RIAU24.COM - Di salah satu sudut Jalan Sudirman, Pekanbaru, seorang pria bernama Norman (55) setia menjajakan lemang di lapak sederhananya.
Sudah lebih dari satu dekade Norman menjalani usaha ini, menawarkan makanan khas berbahan dasar beras ketan yang dimasak dalam bambu kepada para pejalan kaki dan pengendara yang melintas.
“Sudah lama, ada kali lebih dari 10 tahun,” ujar Norman saat ditemui di lapaknya pada Jum’at (30/5).
Setiap harinya, lapak lemang milik Norman mulai dibuka pukul 09.00 pagi dan tutup sekitar pukul 18.00 sore.
Usaha ini dia jalankan bersama istrinya secara bergantian, tak hanya berjualan Norman juga membantu menjaga parkir di sekitar lokasi untuk menambah penghasilan.
Lemang yang dijual Norman diperoleh langsung dari produsen lokal dengan harga Rp30.000 per batang, dan kemudian dijual kembali dengan harga antara Rp35.000 hingga Rp40.000, tergantung permintaan konsumen.
Pembeli dapat membeli satu batang penuh atau setengah batang sesuai kebutuhan.
Setiap harinya, Norman membawa rata-rata empat batang lemang, namun ia mengakui bahwa penjualan tidak selalu stabil.
“Kadang ada yang laku banyak, kadang sedikit, kadang tidak laku sama sekali,” jelasnya.
Lemang yang tidak habis dijual pada hari tersebut dapat bertahan hingga tiga hari, jika masih memungkinkan, lemang yang tidak terjual akan dikembalikan ke produsen pada sore harinya,tapi jika sudah melewati masa simpan, maka lemang tersebut terpaksa dibuang.

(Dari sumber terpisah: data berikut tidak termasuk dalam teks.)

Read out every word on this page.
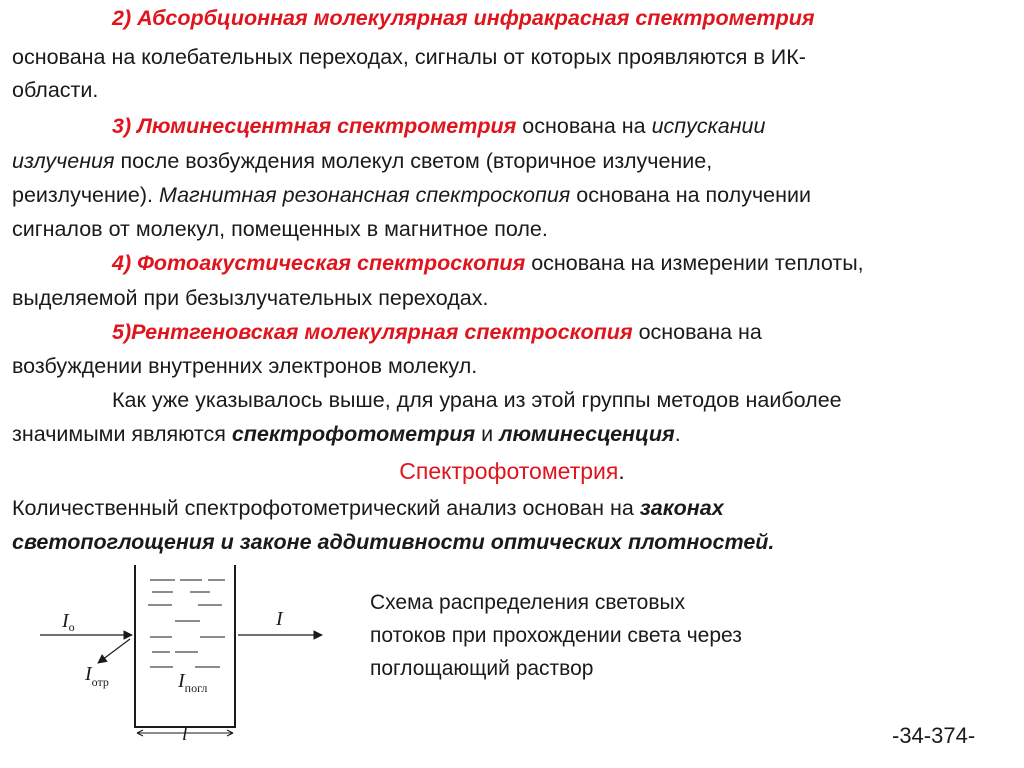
2) Абсорбционная молекулярная инфракрасная спектрометрия
основана на колебательных переходах, сигналы от которых проявляются в ИК-
области.
3) Люминесцентная спектрометрия основана на испускании
излучения после возбуждения молекул светом (вторичное излучение,
реизлучение). Магнитная резонансная спектроскопия основана на получении
сигналов от молекул, помещенных в магнитное поле.
4) Фотоакустическая спектроскопия основана на измерении теплоты,
выделяемой при безызлучательных переходах.
5)Рентгеновская молекулярная спектроскопия основана на
возбуждении внутренних электронов молекул.
Как уже указывалось выше, для урана из этой группы методов наиболее
значимыми являются спектрофотометрия и люминесценция.
Спектрофотометрия.
Количественный спектрофотометрический анализ основан на законах
светопоглощения и законе аддитивности оптических плотностей.
$I_o$	I
$I_{отр}$	$I_{погл}$
l
Схема распределения световых
потоков при прохождении света через
поглощающий раствор
-34-374-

Pendapatan yang diperoleh Norman dari hasil berjualan tidak menentu, dengan omzet bulanan yang bisa mencapai satu juta rupiah namun kadang kurang dari lima ratus ribu rupiah.
Sementara itu tantangan utama yang dihadapinya selain fluktuasi pembeli adalah penertiban oleh Satuan Polisi Pamong Praja (Satpol PP).
“Kadang Satpol PP langsung mengangkut barang dagangan. Jadi yang saya pajang di meja cuma bambu kosong sebagai hiasan, supaya kalau sewaktu-waktu ditertibkan, saya tidak mengalami kerugian,” jelas Norman.
Norman menyadari bahwa minat masyarakat terhadap lemang tidak seperti dulu menurutnya, saat ini penjualan sangat bergantung pada selera pasar yang berubah-ubah.
“Dibilang banyak iya juga, dibilang tidak juga iya. Tidak menentu,” tambahnya.
Dia bukan satu-satunya pedagang lemang di sepanjang Jalan Sudirman sebagian besar pedagang di area tersebut juga menjalankan sistem yang serupa, yakni mengambil lemang dari produsen untuk kemudian dijual kembali secara eceran.
Kisah Norman mencerminkan realitas yang dihadapi oleh banyak pelaku Usaha Mikro, Kecil, dan Menengah (UMKM) di Indonesia.
Di tengah berbagai keterbatasan dan tantangan, mereka tetap berusaha bertahan dan memberikan kontribusi nyata bagi perekonomian lokal.
Dukungan dari masyarakat, baik dalam bentuk pembelian langsung maupun penyediaan ruang berjualan yang aman dan tertib, sangat dibutuhkan agar usaha-usaha kecil seperti milik Norman dapat terus berkembang dan bertahan di tengah perkembangan zaman.
Lemang adalah makanan tradisional khas Melayu yang populer di Indonesia, Malaysia, dan Brunei, terbuat dari beras ketan yang dimasak secara khusus di dalam bambu berlapis daun pisang dan dibakar di atas api hingga matang merata, menghasilkan aroma khas serta rasa gurih yang unik.
Secara historis, lemang disiapkan sebagai hidangan khas saat perayaan hari besar seperti Idul Fitri dan Idul Adha, sekaligus menjadi simbol kebersamaan dan tradisi turun-temurun dalam budaya Melayu yang sering disajikan bersama rendang atau lauk-pauk lainnya.
Teknik pembuatan lemang dengan menggunakan bambu dan pembakaran langsung diyakini telah ada sejak zaman dahulu sebelum peralatan memasak modern, dan tradisi ini masih dipertahankan hingga kini sebagai upaya pelestarian warisan kuliner lokal.